The students were shot dead in an Agriculture school in Vavuniya shortly after a Tamil Tiger blast killed five soldiers in the area.
"These soldiers fired indiscriminately at a group of students who had thrown themselves on the ground seeking safety after an LTTE (Tamil Tiger) claymore mine blast nearby," Helen Olafsdottir, spokeswoman for the Sri Lanka Monitoring Mission that oversees the 2002 ceasefire, told Reuters.
"Witnesses say that soldiers jumped over the fence, into the agricultural school premises, and opened fire," she added.
"They shot from close range, five of the students were killed and at least 10 others were injured."
A Sri Lankan military spokesman said ground troops claimed the civilians were killed in crossfire after the blast which killed five soldiers and that police were investigating.
The Tamil National Alliance (TNA), a coalition of Sri Lanka’s main Tamil parties, condemned the massacre, pointing that 99% of Sri Lankan troops are Sinhalese and hostile to the Tamil population.
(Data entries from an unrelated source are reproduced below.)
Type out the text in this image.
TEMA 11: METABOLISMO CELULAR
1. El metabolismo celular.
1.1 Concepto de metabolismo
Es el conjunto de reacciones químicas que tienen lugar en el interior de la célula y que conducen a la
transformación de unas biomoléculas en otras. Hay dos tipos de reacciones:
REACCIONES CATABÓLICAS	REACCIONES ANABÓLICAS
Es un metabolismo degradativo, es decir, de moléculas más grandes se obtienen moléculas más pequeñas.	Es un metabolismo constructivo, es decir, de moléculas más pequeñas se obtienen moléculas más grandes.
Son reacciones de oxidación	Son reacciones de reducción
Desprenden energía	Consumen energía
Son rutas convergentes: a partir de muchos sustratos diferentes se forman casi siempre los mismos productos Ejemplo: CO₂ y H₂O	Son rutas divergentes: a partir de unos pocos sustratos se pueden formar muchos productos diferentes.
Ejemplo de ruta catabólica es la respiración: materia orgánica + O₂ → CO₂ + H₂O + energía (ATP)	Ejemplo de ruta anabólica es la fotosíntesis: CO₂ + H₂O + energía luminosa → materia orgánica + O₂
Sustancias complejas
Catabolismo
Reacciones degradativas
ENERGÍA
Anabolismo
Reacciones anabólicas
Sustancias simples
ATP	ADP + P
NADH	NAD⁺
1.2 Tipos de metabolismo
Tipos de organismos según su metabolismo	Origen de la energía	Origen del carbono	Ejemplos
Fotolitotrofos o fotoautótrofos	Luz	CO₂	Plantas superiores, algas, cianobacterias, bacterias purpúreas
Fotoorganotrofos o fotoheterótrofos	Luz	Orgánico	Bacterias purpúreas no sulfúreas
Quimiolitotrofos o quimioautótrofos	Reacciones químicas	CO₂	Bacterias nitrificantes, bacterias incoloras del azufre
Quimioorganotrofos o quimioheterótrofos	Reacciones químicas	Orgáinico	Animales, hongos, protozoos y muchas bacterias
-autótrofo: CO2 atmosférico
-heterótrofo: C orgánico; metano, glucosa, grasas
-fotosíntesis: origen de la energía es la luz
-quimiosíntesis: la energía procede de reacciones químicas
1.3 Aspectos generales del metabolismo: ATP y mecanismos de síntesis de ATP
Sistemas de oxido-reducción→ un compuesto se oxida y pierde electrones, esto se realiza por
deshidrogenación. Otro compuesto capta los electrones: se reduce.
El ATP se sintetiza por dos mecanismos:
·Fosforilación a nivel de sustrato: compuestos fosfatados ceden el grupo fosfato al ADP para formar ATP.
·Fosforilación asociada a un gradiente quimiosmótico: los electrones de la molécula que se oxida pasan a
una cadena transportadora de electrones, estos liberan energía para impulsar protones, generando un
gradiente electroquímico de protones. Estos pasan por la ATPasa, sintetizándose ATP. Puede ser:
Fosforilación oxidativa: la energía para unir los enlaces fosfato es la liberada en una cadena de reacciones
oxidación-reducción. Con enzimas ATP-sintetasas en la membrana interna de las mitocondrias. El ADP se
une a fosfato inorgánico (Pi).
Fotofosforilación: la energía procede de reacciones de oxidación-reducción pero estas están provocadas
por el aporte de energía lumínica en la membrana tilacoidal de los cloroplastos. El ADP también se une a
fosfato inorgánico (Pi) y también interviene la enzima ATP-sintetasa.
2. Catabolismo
“This is yet another crime in a very long list of such crimes that have deliberately and systematically targeted innocent Tamil civilians. These are war crimes of the most serious nature,” the TNA said in a press release.
Vavuniya Magistrate S Illancheliyan who visited the scene has ordered the Army to surrender the weapons used by the soldiers involved for inspection by the government analyst.
The TNA press release described the massacre in detail:
“On 18 November 2006, at about 10.30 am, the Army personnel had approached the premises of the Agriculture Farm School in Thandikulam, Vavuniya from several fronts firing in the air with live ammunition.
“Several students dressed in uniform were engaged in practicals at the time. On hearing the firing the students had taken cover by lying flat on the ground.
“On entering the school premises, members of the Army had ordered the students to stand up.
“At this point, one student Ramachandran Atchuthan, had stood up and explained that all those present were students of the said school and had no connection whatsoever to an earlier claymore mine attack that had been carried out on a Sri Lanka Army vehicle.
“At this stage the Army personnel shot Atchuthan in the head at point blank range.
“Subsequently three other students, Gopinath of Trincomalee, Rizwan Mohammed of Batticaloa and Sinthujan of Vavuniya were also shot in execution style killings.
“The Army personnel then proceeded to open fire randomly at the remaining students, grievously wounding ten students of whom six were girls.”